Je pense souvent à Rodin. Au penseur de Rodin. Au coucher et au lever, il arrive qu’on pense assis au bord du lit, les mains sur les genoux non pas croisés mais accolés. L’à-genoux de la pensée n’est pas celui de la supplication.
Quel est l’Autre, alors ? Qu’y a-t-il en face sous les yeux inclinés ? Aucun interlocuteur. Vers quoi donc, pour quoi le regard tourné au-dedans du dehors ? Quel Neutre, ou grande chose, qui n’est aucune en particulier, ni le néant infigurable.
La Nuit.
Le centre où la gravité se pose est le genou. Et si une grande sculpture (monumentum perennius) fait mémoire de l’Art de sculpter, c’est le genou du Moïse de Michel-Ange qui rappelle, soutient, promet la pensée.

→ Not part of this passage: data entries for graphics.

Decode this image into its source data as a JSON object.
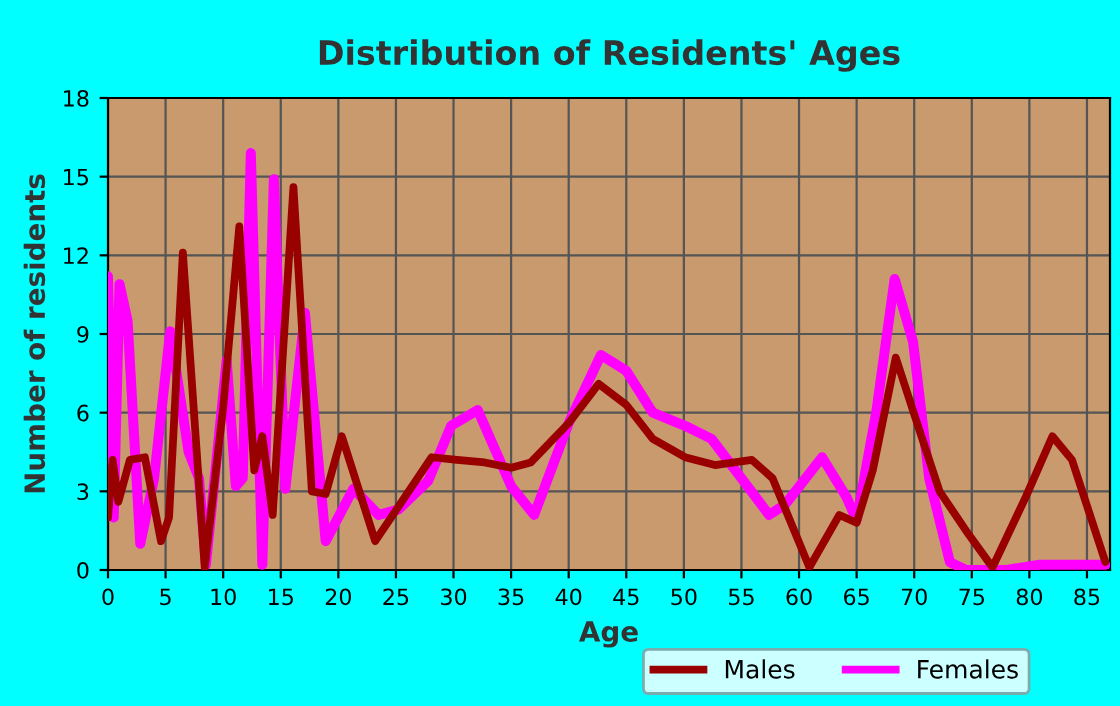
{
  "chart_data": {
    "type": "line",
    "title": "Distribution of Residents' Ages",
    "xlabel": "Age",
    "ylabel": "Number of residents",
    "xlim": [
      0,
      87
    ],
    "xticks": [
      0,
      5,
      10,
      15,
      20,
      25,
      30,
      35,
      40,
      45,
      50,
      55,
      60,
      65,
      70,
      75,
      80,
      85
    ],
    "ylim": [
      0,
      18
    ],
    "yticks": [
      0,
      3,
      6,
      9,
      12,
      15,
      18
    ],
    "grid": true,
    "legend": "bottom right",
    "series": [
      {
        "name": "Males",
        "color": "#990000",
        "x": [
          0,
          0.4,
          0.9,
          1.9,
          3.2,
          4.6,
          5.3,
          6.5,
          8.4,
          10,
          11.4,
          12.7,
          13.4,
          14.3,
          16.1,
          17.7,
          18.9,
          20.3,
          23.2,
          28.1,
          30.3,
          32.7,
          35,
          36.7,
          40,
          42.6,
          45,
          47.3,
          50.1,
          52.7,
          55.9,
          57.7,
          60.9,
          63.5,
          65,
          66.4,
          68.4,
          70.4,
          72.2,
          74.5,
          76.8,
          79.7,
          82,
          83.7,
          86.6
        ],
        "values": [
          2,
          4.2,
          2.6,
          4.2,
          4.3,
          1.1,
          2,
          12.1,
          0.1,
          6.2,
          13.1,
          3.8,
          5.1,
          2.1,
          14.6,
          3,
          2.9,
          5.1,
          1.1,
          4.3,
          4.2,
          4.1,
          3.9,
          4.1,
          5.6,
          7.1,
          6.3,
          5,
          4.3,
          4,
          4.2,
          3.5,
          0.1,
          2.1,
          1.8,
          3.8,
          8.1,
          5.4,
          3,
          1.5,
          0.1,
          2.8,
          5.1,
          4.2,
          0.3
        ]
      },
      {
        "name": "Females",
        "color": "#ff00ff",
        "x": [
          0,
          0.5,
          1,
          1.7,
          2.8,
          4,
          5.4,
          7,
          7.9,
          8.5,
          10.3,
          11.1,
          11.7,
          12.4,
          13.4,
          14.4,
          15.4,
          17.1,
          18.9,
          21.3,
          23.5,
          25.2,
          27.8,
          29.8,
          32.1,
          35,
          37,
          40,
          42.8,
          45,
          47.3,
          50.1,
          52.4,
          55,
          57.4,
          58.8,
          62,
          64.1,
          65,
          66.7,
          68.3,
          69.9,
          71.3,
          73.1,
          74.5,
          78,
          80.9,
          86.6
        ],
        "values": [
          11.2,
          2,
          10.9,
          9.5,
          1,
          3.5,
          9.1,
          4.5,
          3.5,
          0.2,
          8,
          3.2,
          3.5,
          15.9,
          0.2,
          14.9,
          3.1,
          9.8,
          1.1,
          3.1,
          2.1,
          2.3,
          3.4,
          5.5,
          6.1,
          3.2,
          2.1,
          5.6,
          8.2,
          7.6,
          6,
          5.5,
          5,
          3.5,
          2.1,
          2.5,
          4.3,
          2.8,
          1.9,
          6,
          11.1,
          8.7,
          3.5,
          0.3,
          0,
          0,
          0.2,
          0.2
        ]
      }
    ]
  }
}
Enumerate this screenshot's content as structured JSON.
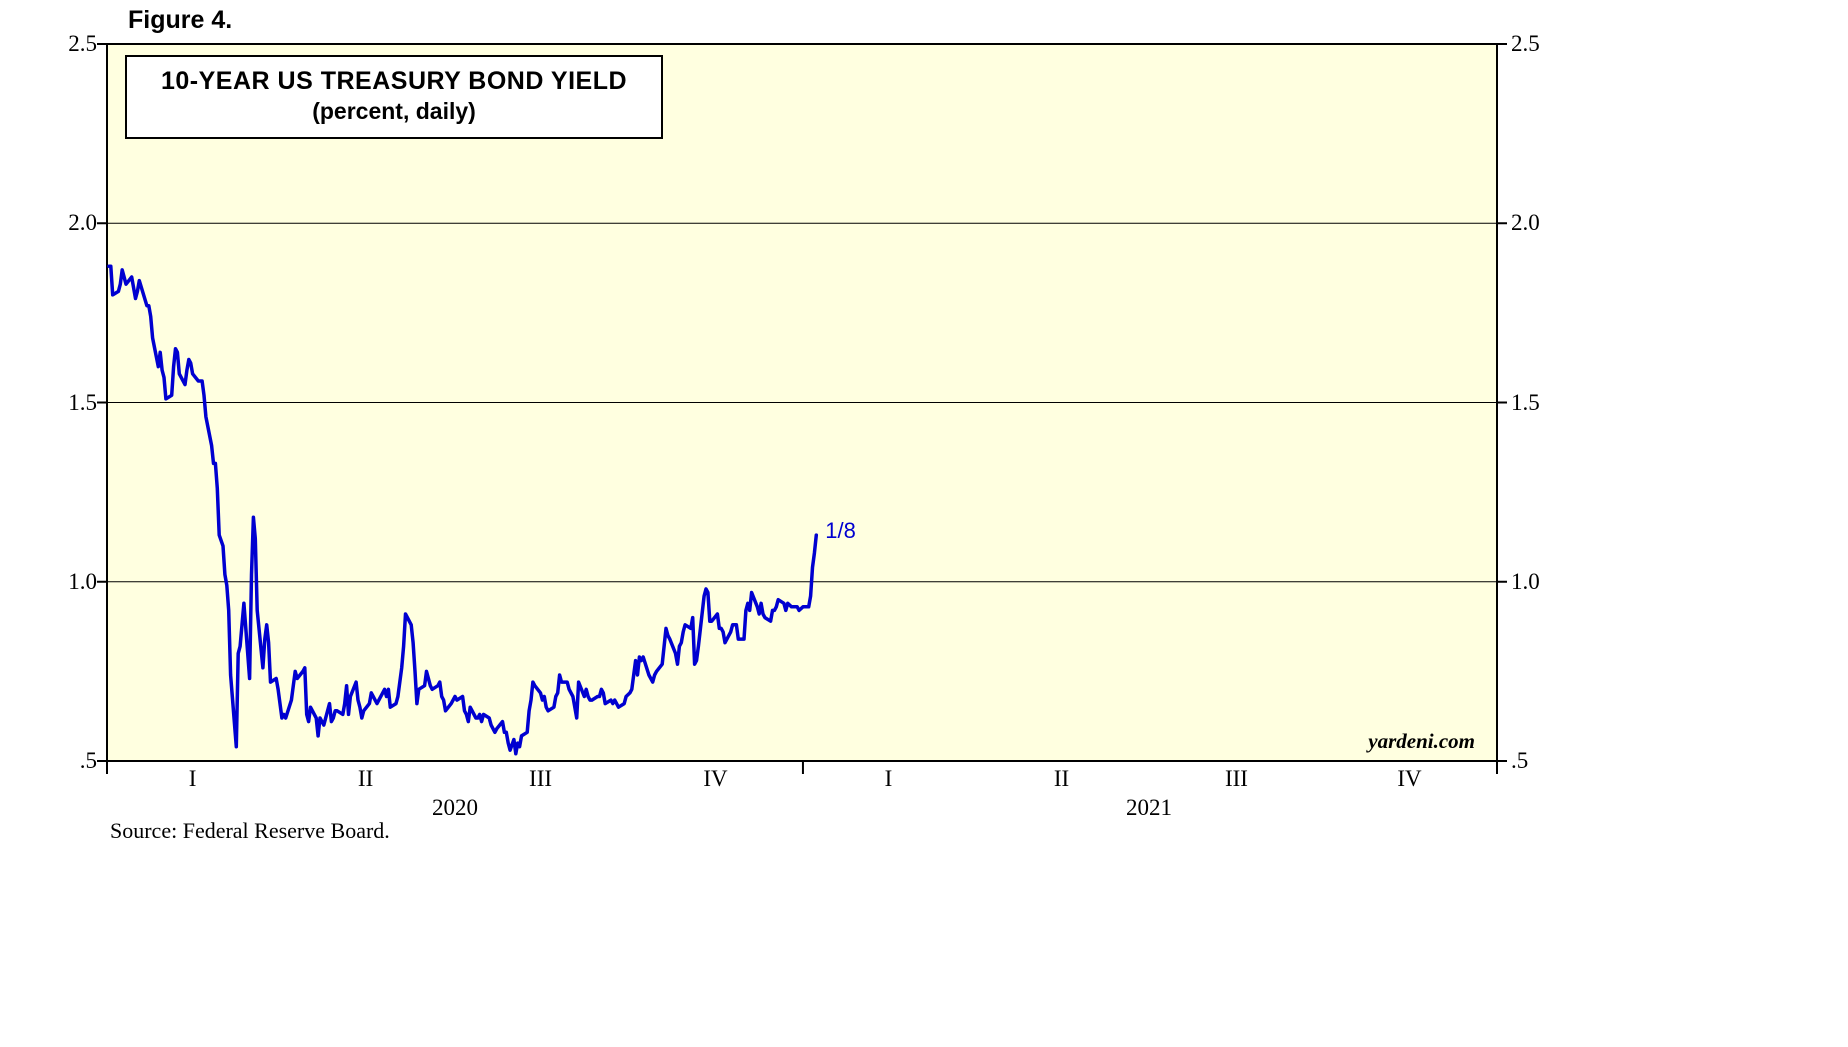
{
  "figure_label": "Figure 4.",
  "title": "10-YEAR US TREASURY BOND YIELD",
  "subtitle": "(percent, daily)",
  "source": "Source: Federal Reserve Board.",
  "watermark": "yardeni.com",
  "annotation": {
    "label": "1/8",
    "day": 373,
    "value": 1.13
  },
  "colors": {
    "line": "#0000D0",
    "plot_bg": "#FFFFE0",
    "axis": "#000000"
  },
  "chart_data": {
    "type": "line",
    "title": "10-YEAR US TREASURY BOND YIELD",
    "subtitle": "(percent, daily)",
    "x_unit": "days since 2020-01-01",
    "x_domain": [
      0,
      731
    ],
    "y_domain": [
      0.5,
      2.5
    ],
    "gridlines": [
      1.0,
      1.5,
      2.0
    ],
    "y_ticks": [
      {
        "label": "2.5",
        "value": 2.5
      },
      {
        "label": "2.0",
        "value": 2.0
      },
      {
        "label": "1.5",
        "value": 1.5
      },
      {
        "label": "1.0",
        "value": 1.0
      },
      {
        "label": ".5",
        "value": 0.5
      }
    ],
    "x_ticks_days": [
      0,
      366,
      731
    ],
    "x_quarter_labels": [
      {
        "label": "I",
        "day": 45
      },
      {
        "label": "II",
        "day": 136
      },
      {
        "label": "III",
        "day": 228
      },
      {
        "label": "IV",
        "day": 320
      },
      {
        "label": "I",
        "day": 411
      },
      {
        "label": "II",
        "day": 502
      },
      {
        "label": "III",
        "day": 594
      },
      {
        "label": "IV",
        "day": 685
      }
    ],
    "x_year_labels": [
      {
        "label": "2020",
        "day": 183
      },
      {
        "label": "2021",
        "day": 548
      }
    ],
    "legend": "none",
    "series": [
      {
        "name": "10-Year US Treasury Bond Yield (percent, daily)",
        "points": [
          [
            1,
            1.88
          ],
          [
            2,
            1.88
          ],
          [
            3,
            1.8
          ],
          [
            6,
            1.81
          ],
          [
            7,
            1.83
          ],
          [
            8,
            1.87
          ],
          [
            9,
            1.85
          ],
          [
            10,
            1.83
          ],
          [
            13,
            1.85
          ],
          [
            14,
            1.82
          ],
          [
            15,
            1.79
          ],
          [
            16,
            1.81
          ],
          [
            17,
            1.84
          ],
          [
            21,
            1.77
          ],
          [
            22,
            1.77
          ],
          [
            23,
            1.74
          ],
          [
            24,
            1.68
          ],
          [
            27,
            1.6
          ],
          [
            28,
            1.64
          ],
          [
            29,
            1.59
          ],
          [
            30,
            1.57
          ],
          [
            31,
            1.51
          ],
          [
            34,
            1.52
          ],
          [
            35,
            1.6
          ],
          [
            36,
            1.65
          ],
          [
            37,
            1.64
          ],
          [
            38,
            1.58
          ],
          [
            41,
            1.55
          ],
          [
            42,
            1.59
          ],
          [
            43,
            1.62
          ],
          [
            44,
            1.61
          ],
          [
            45,
            1.58
          ],
          [
            48,
            1.56
          ],
          [
            49,
            1.56
          ],
          [
            50,
            1.56
          ],
          [
            51,
            1.52
          ],
          [
            52,
            1.46
          ],
          [
            55,
            1.38
          ],
          [
            56,
            1.33
          ],
          [
            57,
            1.33
          ],
          [
            58,
            1.26
          ],
          [
            59,
            1.13
          ],
          [
            61,
            1.1
          ],
          [
            62,
            1.02
          ],
          [
            63,
            0.99
          ],
          [
            64,
            0.92
          ],
          [
            65,
            0.74
          ],
          [
            68,
            0.54
          ],
          [
            69,
            0.8
          ],
          [
            70,
            0.82
          ],
          [
            71,
            0.88
          ],
          [
            72,
            0.94
          ],
          [
            75,
            0.73
          ],
          [
            76,
            1.02
          ],
          [
            77,
            1.18
          ],
          [
            78,
            1.12
          ],
          [
            79,
            0.92
          ],
          [
            82,
            0.76
          ],
          [
            83,
            0.84
          ],
          [
            84,
            0.88
          ],
          [
            85,
            0.83
          ],
          [
            86,
            0.72
          ],
          [
            89,
            0.73
          ],
          [
            90,
            0.7
          ],
          [
            92,
            0.62
          ],
          [
            93,
            0.63
          ],
          [
            94,
            0.62
          ],
          [
            97,
            0.67
          ],
          [
            98,
            0.71
          ],
          [
            99,
            0.75
          ],
          [
            100,
            0.73
          ],
          [
            103,
            0.75
          ],
          [
            104,
            0.76
          ],
          [
            105,
            0.63
          ],
          [
            106,
            0.61
          ],
          [
            107,
            0.65
          ],
          [
            110,
            0.62
          ],
          [
            111,
            0.57
          ],
          [
            112,
            0.62
          ],
          [
            113,
            0.61
          ],
          [
            114,
            0.6
          ],
          [
            117,
            0.66
          ],
          [
            118,
            0.61
          ],
          [
            119,
            0.62
          ],
          [
            120,
            0.64
          ],
          [
            121,
            0.64
          ],
          [
            124,
            0.63
          ],
          [
            125,
            0.66
          ],
          [
            126,
            0.71
          ],
          [
            127,
            0.63
          ],
          [
            128,
            0.68
          ],
          [
            131,
            0.72
          ],
          [
            132,
            0.67
          ],
          [
            133,
            0.65
          ],
          [
            134,
            0.62
          ],
          [
            135,
            0.64
          ],
          [
            138,
            0.66
          ],
          [
            139,
            0.69
          ],
          [
            140,
            0.68
          ],
          [
            141,
            0.67
          ],
          [
            142,
            0.66
          ],
          [
            146,
            0.7
          ],
          [
            147,
            0.68
          ],
          [
            148,
            0.7
          ],
          [
            149,
            0.65
          ],
          [
            152,
            0.66
          ],
          [
            153,
            0.68
          ],
          [
            155,
            0.76
          ],
          [
            156,
            0.82
          ],
          [
            157,
            0.91
          ],
          [
            160,
            0.88
          ],
          [
            161,
            0.83
          ],
          [
            162,
            0.75
          ],
          [
            163,
            0.66
          ],
          [
            164,
            0.7
          ],
          [
            167,
            0.71
          ],
          [
            168,
            0.75
          ],
          [
            169,
            0.73
          ],
          [
            170,
            0.71
          ],
          [
            171,
            0.7
          ],
          [
            174,
            0.71
          ],
          [
            175,
            0.72
          ],
          [
            176,
            0.68
          ],
          [
            177,
            0.67
          ],
          [
            178,
            0.64
          ],
          [
            181,
            0.66
          ],
          [
            183,
            0.68
          ],
          [
            184,
            0.67
          ],
          [
            187,
            0.68
          ],
          [
            188,
            0.64
          ],
          [
            189,
            0.63
          ],
          [
            190,
            0.61
          ],
          [
            191,
            0.65
          ],
          [
            194,
            0.62
          ],
          [
            195,
            0.62
          ],
          [
            196,
            0.63
          ],
          [
            197,
            0.61
          ],
          [
            198,
            0.63
          ],
          [
            201,
            0.62
          ],
          [
            202,
            0.6
          ],
          [
            203,
            0.59
          ],
          [
            204,
            0.58
          ],
          [
            205,
            0.59
          ],
          [
            208,
            0.61
          ],
          [
            209,
            0.58
          ],
          [
            210,
            0.58
          ],
          [
            211,
            0.55
          ],
          [
            212,
            0.53
          ],
          [
            214,
            0.56
          ],
          [
            215,
            0.52
          ],
          [
            216,
            0.55
          ],
          [
            217,
            0.54
          ],
          [
            218,
            0.57
          ],
          [
            221,
            0.58
          ],
          [
            222,
            0.64
          ],
          [
            223,
            0.67
          ],
          [
            224,
            0.72
          ],
          [
            225,
            0.71
          ],
          [
            228,
            0.69
          ],
          [
            229,
            0.67
          ],
          [
            230,
            0.68
          ],
          [
            231,
            0.65
          ],
          [
            232,
            0.64
          ],
          [
            235,
            0.65
          ],
          [
            236,
            0.68
          ],
          [
            237,
            0.69
          ],
          [
            238,
            0.74
          ],
          [
            239,
            0.72
          ],
          [
            242,
            0.72
          ],
          [
            243,
            0.7
          ],
          [
            245,
            0.68
          ],
          [
            246,
            0.65
          ],
          [
            247,
            0.62
          ],
          [
            248,
            0.72
          ],
          [
            251,
            0.68
          ],
          [
            252,
            0.7
          ],
          [
            253,
            0.68
          ],
          [
            254,
            0.67
          ],
          [
            255,
            0.67
          ],
          [
            258,
            0.68
          ],
          [
            259,
            0.68
          ],
          [
            260,
            0.7
          ],
          [
            261,
            0.69
          ],
          [
            262,
            0.66
          ],
          [
            265,
            0.67
          ],
          [
            266,
            0.66
          ],
          [
            267,
            0.67
          ],
          [
            268,
            0.66
          ],
          [
            269,
            0.65
          ],
          [
            272,
            0.66
          ],
          [
            273,
            0.68
          ],
          [
            275,
            0.69
          ],
          [
            276,
            0.7
          ],
          [
            278,
            0.78
          ],
          [
            279,
            0.74
          ],
          [
            280,
            0.79
          ],
          [
            281,
            0.78
          ],
          [
            282,
            0.79
          ],
          [
            285,
            0.74
          ],
          [
            286,
            0.73
          ],
          [
            287,
            0.72
          ],
          [
            288,
            0.74
          ],
          [
            289,
            0.75
          ],
          [
            292,
            0.77
          ],
          [
            293,
            0.82
          ],
          [
            294,
            0.87
          ],
          [
            295,
            0.85
          ],
          [
            296,
            0.84
          ],
          [
            299,
            0.8
          ],
          [
            300,
            0.77
          ],
          [
            301,
            0.82
          ],
          [
            302,
            0.83
          ],
          [
            303,
            0.86
          ],
          [
            304,
            0.88
          ],
          [
            307,
            0.87
          ],
          [
            308,
            0.9
          ],
          [
            309,
            0.77
          ],
          [
            310,
            0.78
          ],
          [
            311,
            0.82
          ],
          [
            314,
            0.96
          ],
          [
            315,
            0.98
          ],
          [
            316,
            0.97
          ],
          [
            317,
            0.89
          ],
          [
            318,
            0.89
          ],
          [
            321,
            0.91
          ],
          [
            322,
            0.87
          ],
          [
            323,
            0.87
          ],
          [
            324,
            0.86
          ],
          [
            325,
            0.83
          ],
          [
            328,
            0.86
          ],
          [
            329,
            0.88
          ],
          [
            331,
            0.88
          ],
          [
            332,
            0.84
          ],
          [
            335,
            0.84
          ],
          [
            336,
            0.92
          ],
          [
            337,
            0.94
          ],
          [
            338,
            0.92
          ],
          [
            339,
            0.97
          ],
          [
            342,
            0.93
          ],
          [
            343,
            0.91
          ],
          [
            344,
            0.94
          ],
          [
            345,
            0.91
          ],
          [
            346,
            0.9
          ],
          [
            349,
            0.89
          ],
          [
            350,
            0.92
          ],
          [
            351,
            0.92
          ],
          [
            352,
            0.93
          ],
          [
            353,
            0.95
          ],
          [
            356,
            0.94
          ],
          [
            357,
            0.92
          ],
          [
            358,
            0.94
          ],
          [
            360,
            0.93
          ],
          [
            363,
            0.93
          ],
          [
            364,
            0.92
          ],
          [
            366,
            0.93
          ],
          [
            369,
            0.93
          ],
          [
            370,
            0.96
          ],
          [
            371,
            1.04
          ],
          [
            372,
            1.08
          ],
          [
            373,
            1.13
          ]
        ]
      }
    ]
  }
}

Ce genou complexe et beau que la statuaire ou le croquis en esquisses anthropomorphes contemporains (si l’artiste y travaille encore ?) détacherait, isolerait, agrandirait, circonscrirait en « détail » donnant sur le tout.
Ô Nuit
La nuit n’est plus une allégorie de la Nuit dans la chapelle florentine, le coude droit sur la cuisse gauche, mais l’alentour indivis de l’Être et du Monde, l’extrême proximité du lointain, disparu comme l’« Horeb ».
La pensée du penseur n’est plus cogito sum ; ni subjective ni objective… La Nuit se pense, l’infinie chose ni en-soi ni pour-moi .
Il est juste que le Penseur ait été, rue de Varennes, placé en regard des portes de l’Enfer.